The proceeds of the loans under the Credit Facility may be used to finance the working capital needs, and for general corporate or other lawful purposes, of Illumina and its subsidiaries.

The Credit Agreement contains financial and operating covenants. The financial covenant provides for a maximum total leverage ratio. Operating covenants include, among other things, limitations on (i) the incurrence of indebtedness by the Company’s subsidiaries, (ii) liens on assets of the Company and its subsidiaries and (iii) certain fundamental changes and the disposition of assets by the Company and its subsidiaries. The Credit Agreement contains other customary covenants, representations and warranties, and events of default.

The Credit Facility matures, and all amounts outstanding thereunder will become due and payable in full, on January 4, 2028, subject to two one-year extensions at the option of the Company, the consent of the extending lenders and certain other conditions. Amounts borrowed under the Credit Facility may be prepaid, and the commitments under the Credit Facility may be terminated by the Company, at any time without premium or penalty.

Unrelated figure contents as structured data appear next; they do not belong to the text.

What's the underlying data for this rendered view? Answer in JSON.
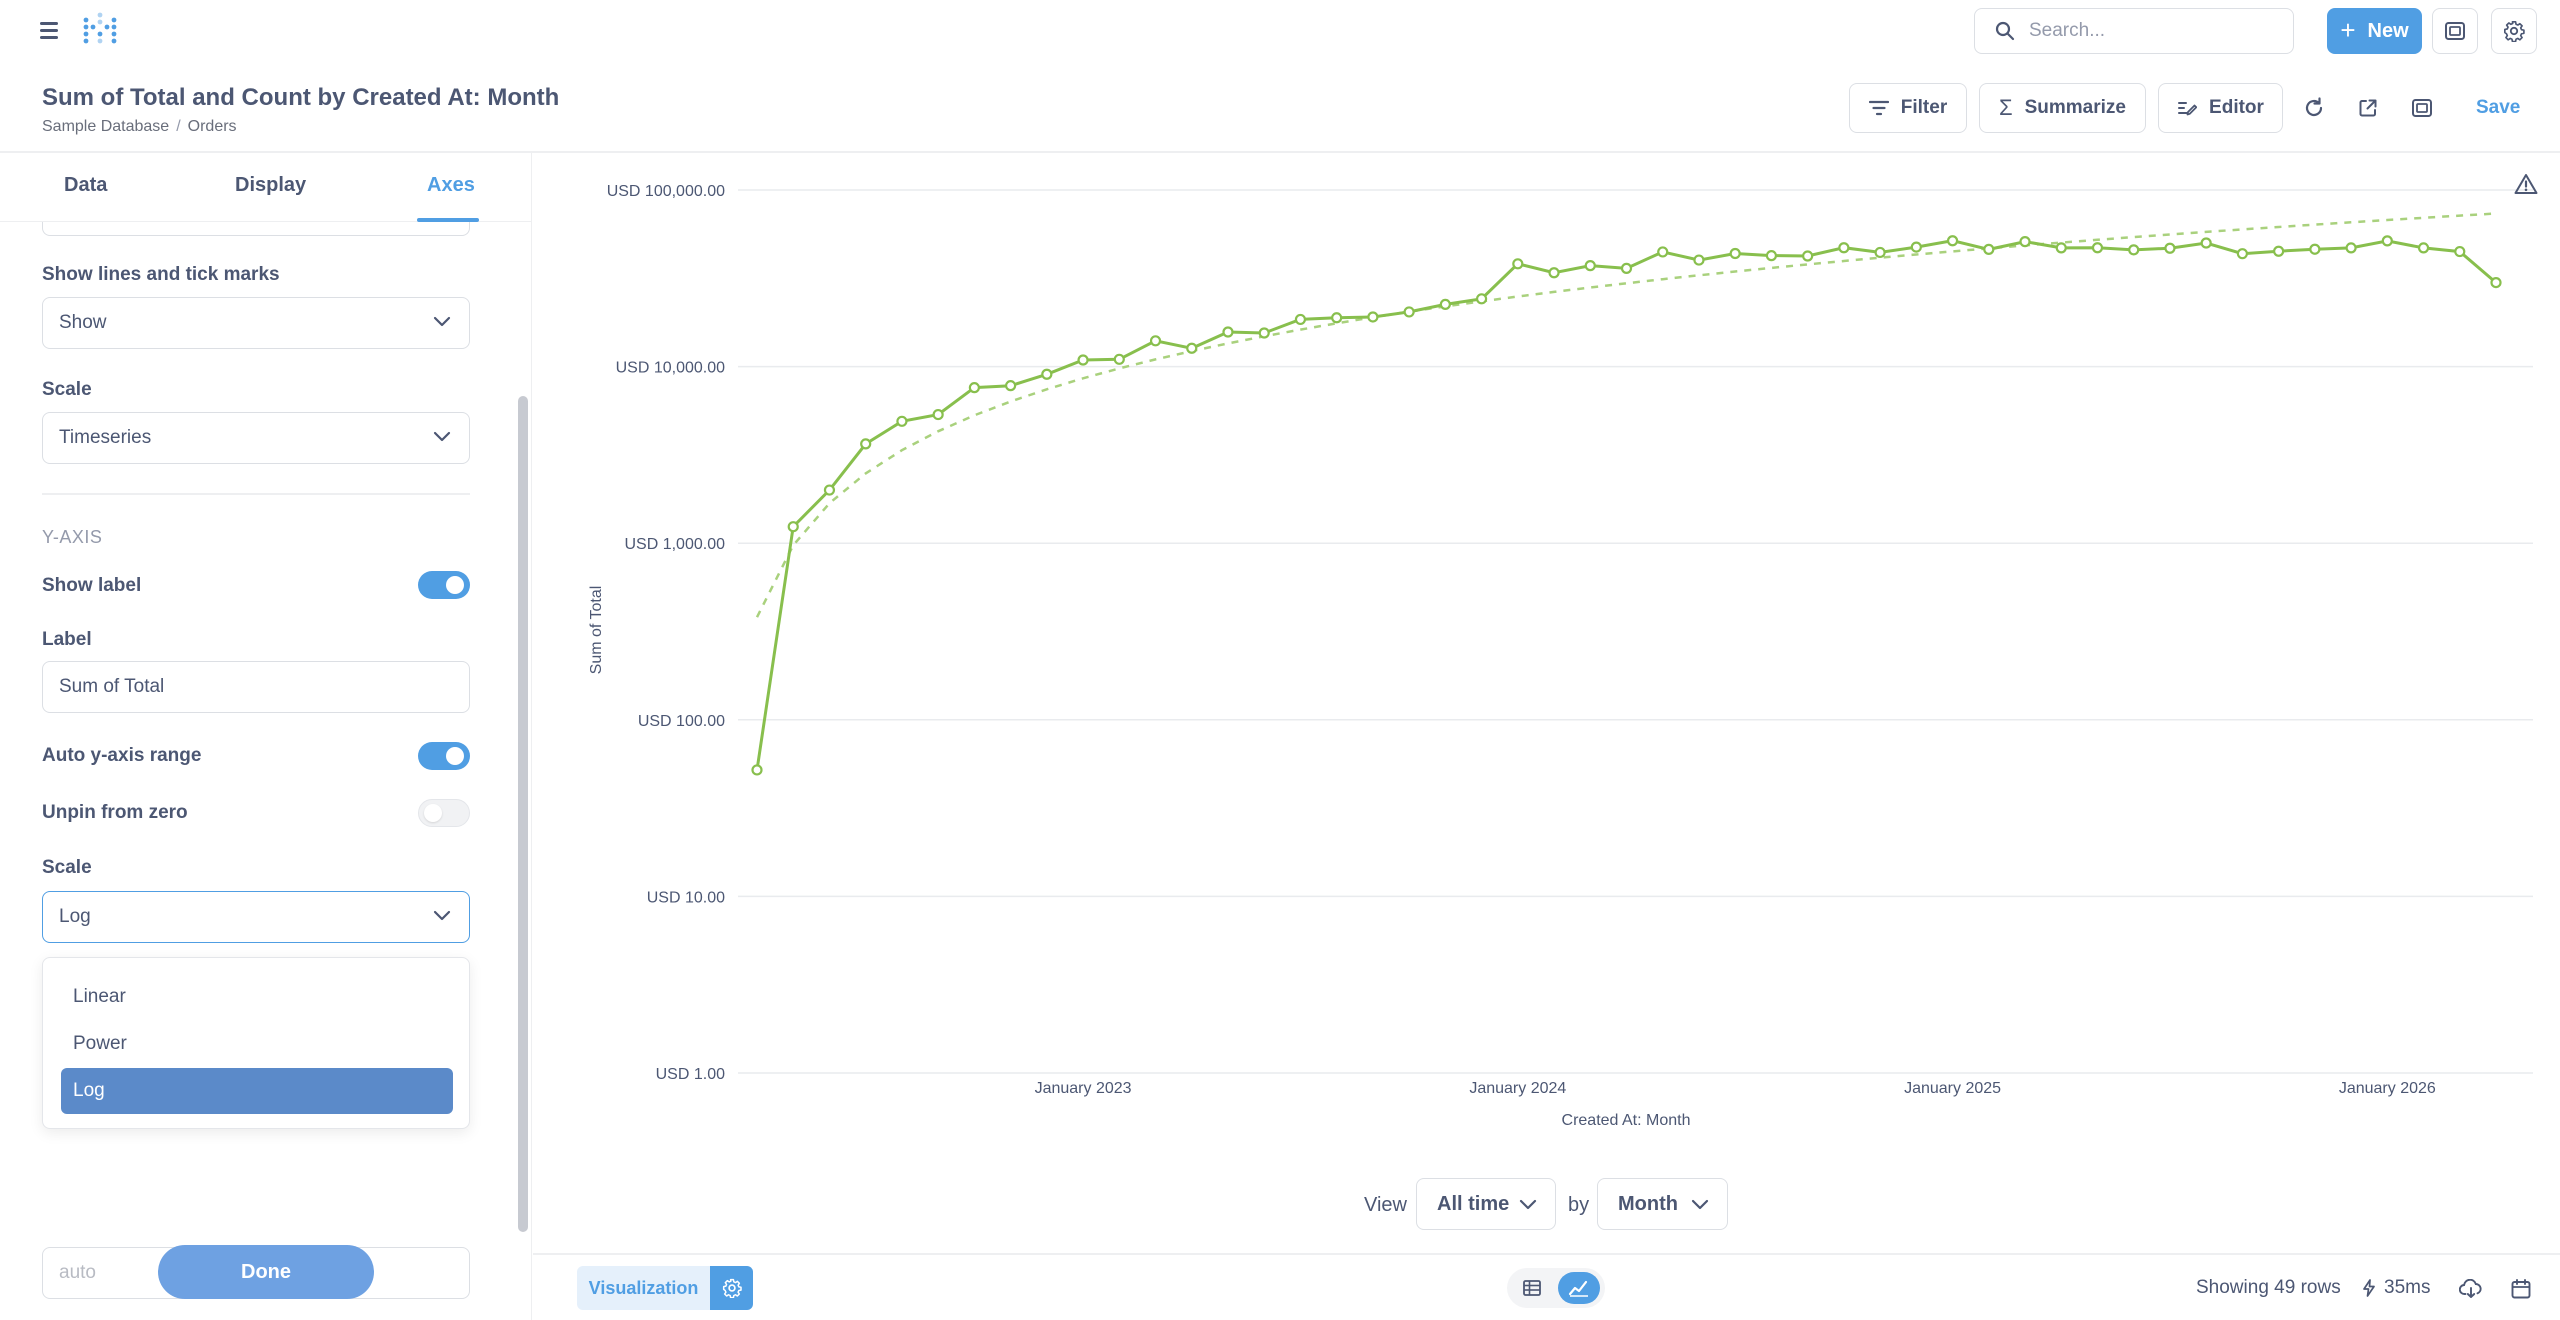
{
  "nav": {
    "search_placeholder": "Search...",
    "new_label": "New"
  },
  "header": {
    "title": "Sum of Total and Count by Created At: Month",
    "breadcrumbs": [
      "Sample Database",
      "Orders"
    ],
    "filter_label": "Filter",
    "summarize_label": "Summarize",
    "editor_label": "Editor",
    "save_label": "Save"
  },
  "sidebar": {
    "tabs": [
      {
        "label": "Data"
      },
      {
        "label": "Display"
      },
      {
        "label": "Axes"
      }
    ],
    "active_tab": "Axes",
    "show_lines_label": "Show lines and tick marks",
    "show_lines_value": "Show",
    "x_scale_label": "Scale",
    "x_scale_value": "Timeseries",
    "y_axis_title": "Y-AXIS",
    "show_label_label": "Show label",
    "show_label_on": true,
    "label_label": "Label",
    "label_value": "Sum of Total",
    "auto_range_label": "Auto y-axis range",
    "auto_range_on": true,
    "unpin_label": "Unpin from zero",
    "unpin_on": false,
    "y_scale_label": "Scale",
    "y_scale_value": "Log",
    "scale_options": [
      "Linear",
      "Power",
      "Log"
    ],
    "hidden_field_placeholder": "auto",
    "done_label": "Done"
  },
  "chart_data": {
    "type": "line",
    "xlabel": "Created At: Month",
    "ylabel": "Sum of Total",
    "y_scale": "log",
    "y_ticks": [
      {
        "value": 1,
        "label": "USD 1.00"
      },
      {
        "value": 10,
        "label": "USD 10.00"
      },
      {
        "value": 100,
        "label": "USD 100.00"
      },
      {
        "value": 1000,
        "label": "USD 1,000.00"
      },
      {
        "value": 10000,
        "label": "USD 10,000.00"
      },
      {
        "value": 100000,
        "label": "USD 100,000.00"
      }
    ],
    "ylim": [
      1,
      100000
    ],
    "x_ticks": [
      {
        "date": "2023-01",
        "label": "January 2023"
      },
      {
        "date": "2024-01",
        "label": "January 2024"
      },
      {
        "date": "2025-01",
        "label": "January 2025"
      },
      {
        "date": "2026-01",
        "label": "January 2026"
      }
    ],
    "x_range": [
      "2022-04",
      "2026-04"
    ],
    "series_color": "#88bf4d",
    "trend_line": true,
    "grid": true,
    "x": [
      "2022-04",
      "2022-05",
      "2022-06",
      "2022-07",
      "2022-08",
      "2022-09",
      "2022-10",
      "2022-11",
      "2022-12",
      "2023-01",
      "2023-02",
      "2023-03",
      "2023-04",
      "2023-05",
      "2023-06",
      "2023-07",
      "2023-08",
      "2023-09",
      "2023-10",
      "2023-11",
      "2023-12",
      "2024-01",
      "2024-02",
      "2024-03",
      "2024-04",
      "2024-05",
      "2024-06",
      "2024-07",
      "2024-08",
      "2024-09",
      "2024-10",
      "2024-11",
      "2024-12",
      "2025-01",
      "2025-02",
      "2025-03",
      "2025-04",
      "2025-05",
      "2025-06",
      "2025-07",
      "2025-08",
      "2025-09",
      "2025-10",
      "2025-11",
      "2025-12",
      "2026-01",
      "2026-02",
      "2026-03",
      "2026-04"
    ],
    "values": [
      52,
      1240,
      2000,
      3650,
      4900,
      5350,
      7600,
      7800,
      9050,
      10900,
      11000,
      14000,
      12700,
      15700,
      15500,
      18500,
      18900,
      19100,
      20400,
      22500,
      24200,
      38200,
      34000,
      37300,
      36000,
      44600,
      40100,
      43700,
      42500,
      42300,
      47100,
      44300,
      47500,
      51600,
      46100,
      51000,
      47000,
      47100,
      45800,
      46800,
      50100,
      43600,
      45000,
      46200,
      47000,
      51500,
      47000,
      44800,
      29900
    ]
  },
  "view_bar": {
    "view_label": "View",
    "range_value": "All time",
    "by_label": "by",
    "unit_value": "Month"
  },
  "footer": {
    "visualization_label": "Visualization",
    "rows_label": "Showing 49 rows",
    "time_label": "35ms"
  }
}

As of the date of this report, no borrowings were outstanding under the Credit Facility.

The commitments under the Credit Agreement replace, in their entirety, the commitments under the Credit Agreement dated as of March 8, 2021 (as amended, restated, amended and restated, supplemented or otherwise modified from time to time, the "Existing Credit Agreement"), among the Company, as the borrower, the lenders party thereto, Bank of America, N.A., as administrative agent, an issuing bank and the swingline lender, and the other issuing banks party thereto. The Existing Credit Agreement and the commitments thereunder were terminated as of January 4, 2023.

The foregoing summary of the Credit Agreement is qualified in its entirety by the full text of the Credit Agreement, which is attached as Exhibit 10.1 hereto and is incorporated herein by reference.